Reactions to the Libby Verdict
NBC reports on the verdict. I was going to post a best reaction and the dumbest reaction, but it’s a tie for the latter. Sharing the award for the dumbest reaction is White House deputy press secretary Dana Perino:
“I would not agree” with any characterization of the verdict as embarrassing for the White House. “I think that any administration that has to go through a prolonged news story that is unpleasant and one that is difficult – when you’re under the constraints and the policy of not commenting on an ongoing criminal matter – that can be very frustrating
The White House let its minions “comment” on this case, which is to say lie repeatedly. I’m wondering what Dana Perino meant by “constraints”? I guess they were constrained from actually telling the truth about TraitorGate – lest Congress demand impeachment of both Dick Cheney and George W. Bush. But how could not have this award also go to Victoria Toensing:
I am totally surprised, because the verdict is inconsistent. That doesn’t bother the law at all; the courts don’t care if verdicts are inconsistent, because they say whichever way the jury reached the decision, that’s up to the jury. But practically, the verdict is inconsistent because if you’re looking at this, you would either think Scooter Libby had decided to lie to the FBI and the grand jury, or he did not. And it seems to me rather strange that it’s split. Oh, in the one situation talking to the FBI, he did not, and in the others, he did. It doesn’t make sense.
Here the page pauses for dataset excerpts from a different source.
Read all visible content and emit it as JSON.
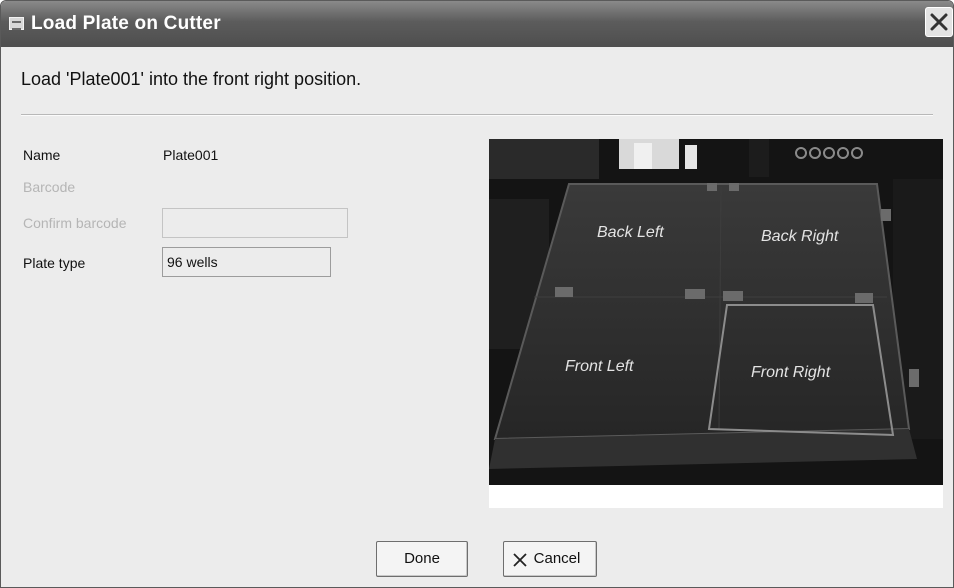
{
  "window": {
    "title": "Load Plate on Cutter"
  },
  "instruction": "Load 'Plate001' into the front right position.",
  "form": {
    "name_label": "Name",
    "name_value": "Plate001",
    "barcode_label": "Barcode",
    "confirm_barcode_label": "Confirm barcode",
    "confirm_barcode_value": "",
    "plate_type_label": "Plate type",
    "plate_type_value": "96 wells"
  },
  "photo": {
    "positions": {
      "back_left": "Back Left",
      "back_right": "Back Right",
      "front_left": "Front Left",
      "front_right": "Front Right"
    },
    "highlighted": "front_right"
  },
  "buttons": {
    "done_label": "Done",
    "cancel_label": "Cancel"
  },
  "icons": {
    "title": "window-icon",
    "close": "close-icon",
    "cancel": "x-icon"
  }
}
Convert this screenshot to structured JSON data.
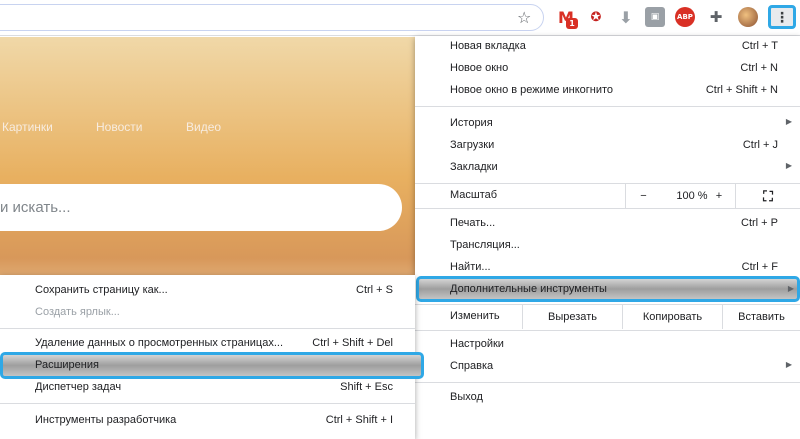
{
  "toolbar": {
    "gmail_badge": "1",
    "abp_label": "ABP",
    "menu_icon": "⋮",
    "icons": [
      "bookmark-star-icon",
      "gmail-icon",
      "extension-icon",
      "download-icon",
      "extension-icon",
      "adblock-plus-icon",
      "puzzle-icon",
      "avatar",
      "more-vert-icon"
    ]
  },
  "page": {
    "nav": [
      "Картинки",
      "Новости",
      "Видео"
    ],
    "search_placeholder": "и искать..."
  },
  "main_menu": {
    "new_tab": {
      "label": "Новая вкладка",
      "shortcut": "Ctrl + T"
    },
    "new_window": {
      "label": "Новое окно",
      "shortcut": "Ctrl + N"
    },
    "incognito": {
      "label": "Новое окно в режиме инкогнито",
      "shortcut": "Ctrl + Shift + N"
    },
    "history": {
      "label": "История"
    },
    "downloads": {
      "label": "Загрузки",
      "shortcut": "Ctrl + J"
    },
    "bookmarks": {
      "label": "Закладки"
    },
    "zoom": {
      "label": "Масштаб",
      "minus": "−",
      "value": "100 %",
      "plus": "+"
    },
    "print": {
      "label": "Печать...",
      "shortcut": "Ctrl + P"
    },
    "cast": {
      "label": "Трансляция..."
    },
    "find": {
      "label": "Найти...",
      "shortcut": "Ctrl + F"
    },
    "more_tools": {
      "label": "Дополнительные инструменты"
    },
    "edit": {
      "label": "Изменить",
      "cut": "Вырезать",
      "copy": "Копировать",
      "paste": "Вставить"
    },
    "settings": {
      "label": "Настройки"
    },
    "help": {
      "label": "Справка"
    },
    "exit": {
      "label": "Выход"
    }
  },
  "sub_menu": {
    "save_page": {
      "label": "Сохранить страницу как...",
      "shortcut": "Ctrl + S"
    },
    "create_shortcut": {
      "label": "Создать ярлык..."
    },
    "clear_data": {
      "label": "Удаление данных о просмотренных страницах...",
      "shortcut": "Ctrl + Shift + Del"
    },
    "extensions": {
      "label": "Расширения"
    },
    "task_manager": {
      "label": "Диспетчер задач",
      "shortcut": "Shift + Esc"
    },
    "dev_tools": {
      "label": "Инструменты разработчика",
      "shortcut": "Ctrl + Shift + I"
    }
  },
  "colors": {
    "highlight_border": "#2fa8e6",
    "menu_bg": "#ffffff"
  }
}
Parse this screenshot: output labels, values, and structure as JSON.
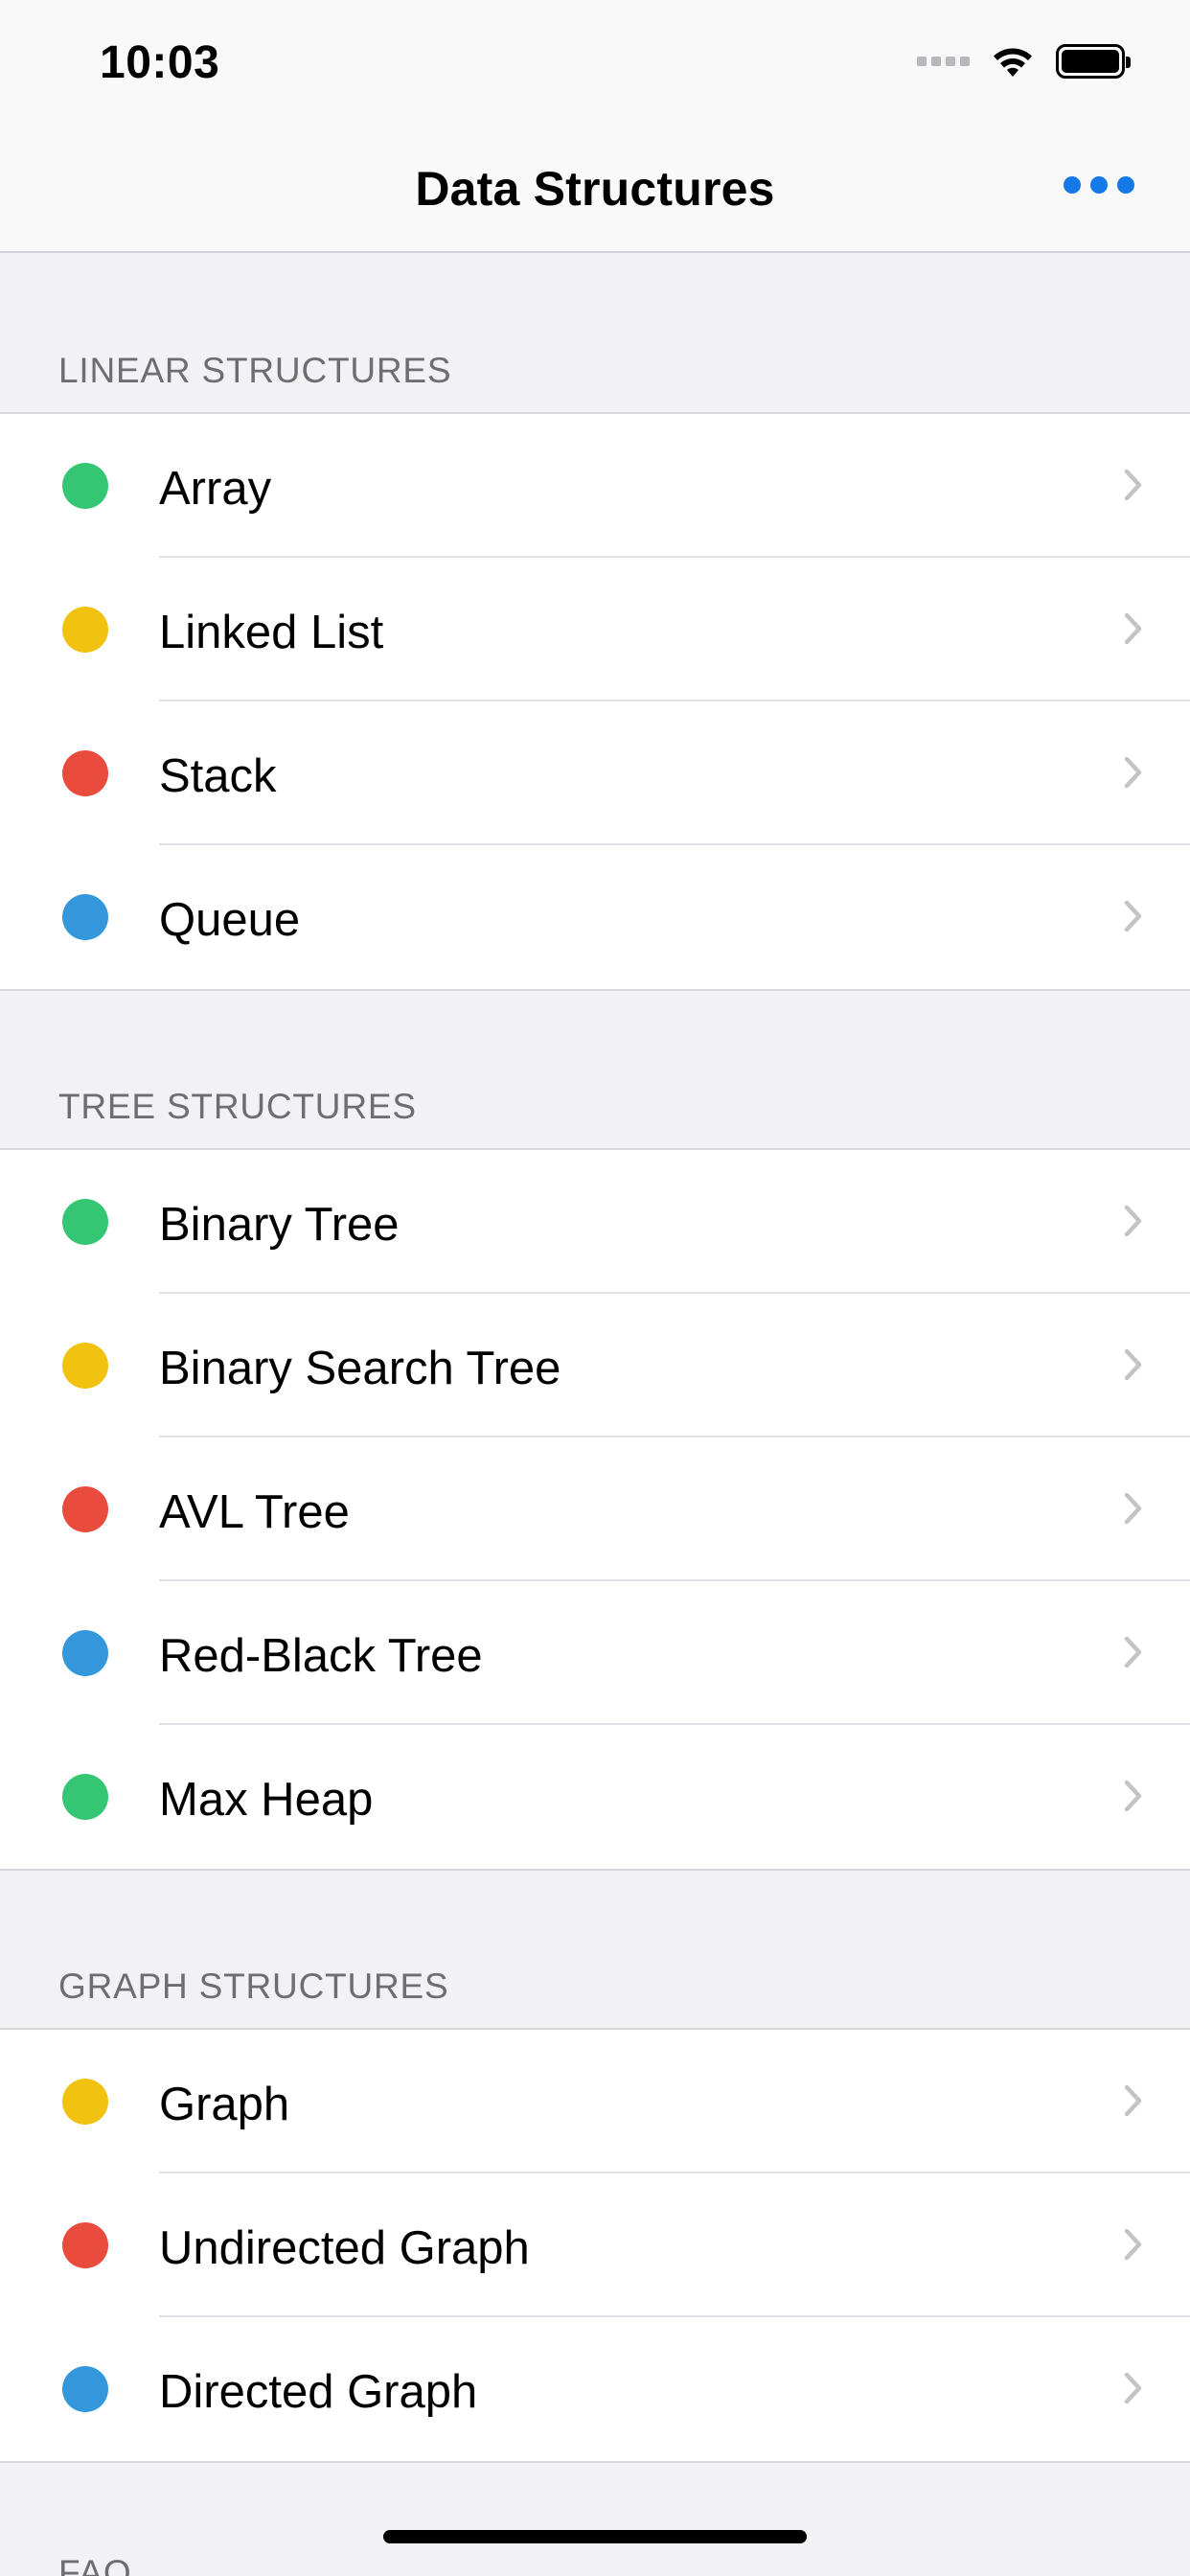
{
  "status_bar": {
    "time": "10:03"
  },
  "nav": {
    "title": "Data Structures",
    "more_icon": "more-dots-icon"
  },
  "colors": {
    "green": "#34c672",
    "yellow": "#f1c20f",
    "red": "#e94c3d",
    "blue": "#3497db",
    "accent": "#1679e8"
  },
  "sections": [
    {
      "header": "LINEAR STRUCTURES",
      "items": [
        {
          "label": "Array",
          "color": "#34c672"
        },
        {
          "label": "Linked List",
          "color": "#f1c20f"
        },
        {
          "label": "Stack",
          "color": "#e94c3d"
        },
        {
          "label": "Queue",
          "color": "#3497db"
        }
      ]
    },
    {
      "header": "TREE STRUCTURES",
      "items": [
        {
          "label": "Binary Tree",
          "color": "#34c672"
        },
        {
          "label": "Binary Search Tree",
          "color": "#f1c20f"
        },
        {
          "label": "AVL Tree",
          "color": "#e94c3d"
        },
        {
          "label": "Red-Black Tree",
          "color": "#3497db"
        },
        {
          "label": "Max Heap",
          "color": "#34c672"
        }
      ]
    },
    {
      "header": "GRAPH STRUCTURES",
      "items": [
        {
          "label": "Graph",
          "color": "#f1c20f"
        },
        {
          "label": "Undirected Graph",
          "color": "#e94c3d"
        },
        {
          "label": "Directed Graph",
          "color": "#3497db"
        }
      ]
    }
  ],
  "faq": {
    "header": "FAQ"
  }
}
I guess Victoria wasn’t really following the trial as she was too busy acting as a minion for the White House. But Mr. Libby was clearly a busy lad back in 2003 whispering all sorts of things to all sorts of people, which is why Fitzgerald brought five separate charges. Anyone following this case believed that one of the five was weaker than the others. And the jury acquitted Mr. Libby on that one particular charge. I’m sure Ms. Toensing understands that juries do not have to take five separate charges as an all or nothing proposition.
For the best comment so far, I turn the microphone over to Speaker Pelosi:
Today’s guilty verdicts are not solely about the acts of one individual. This trial provided a troubling picture of the inner workings of the Bush Administration. The testimony unmistakably revealed – at the highest levels of the Bush Administration – a callous disregard in handling sensitive national security information and a disposition to smear critics of the war in Iraq.
Given that Mr. Fitzgerald has ended his investigation, might we suggest that Congress begin theirs?
Update: Andrew Sullivan edges out Speaker Pelosi for best reaction to the verdict:
What it is really about – what it has always been about – is whether this administration deliberately misled the American people about WMD intelligence before the war. The risks Cheney took to attack Wilson, the insane over-reaction that otherwise very smart men in this administration engaged in to rebut a relatively trivial issue: all this strongly implies the fact they were terrified that the full details of their pre-war WMD knowledge would come out. Fitzgerald could smell this. He was right to pursue it, and to prove that a brilliant, intelligent, sane man like Libby would risk jail to protect his bosses. What was he really trying to hide? We now need a Congressional investigation to find out more, to subpoena Cheney and, if he won’t cooperate, consider impeaching him.
I agree – time to investigate. And if the White House stonewalls, time to impeach.
Update: The National Review has a bunch of BS on this topic, but I suspect our rightwing troll will demand I note the BS from Victoria Toensing:
The Scooter Libby verdict makes no logical sense, but that won’t bother the legal notions of an appellate court. In convicting on four counts but acquitting of one, the jury made the peculiar decision that Libby lied before the grand jury about his conversation with Time’s Matt Cooper, but not to the FBI when the agents questioned him about the same conversation. Libby gave the same general answer in both fora, specifically that he told Matt Cooper that he did not know if it were true that Joe Wilson’s wife worked for the CIA.
She is referring to counts 3 and 5 – forgetting the fact that the jury found Libby guilty of counts 1, 2, and 4 as well.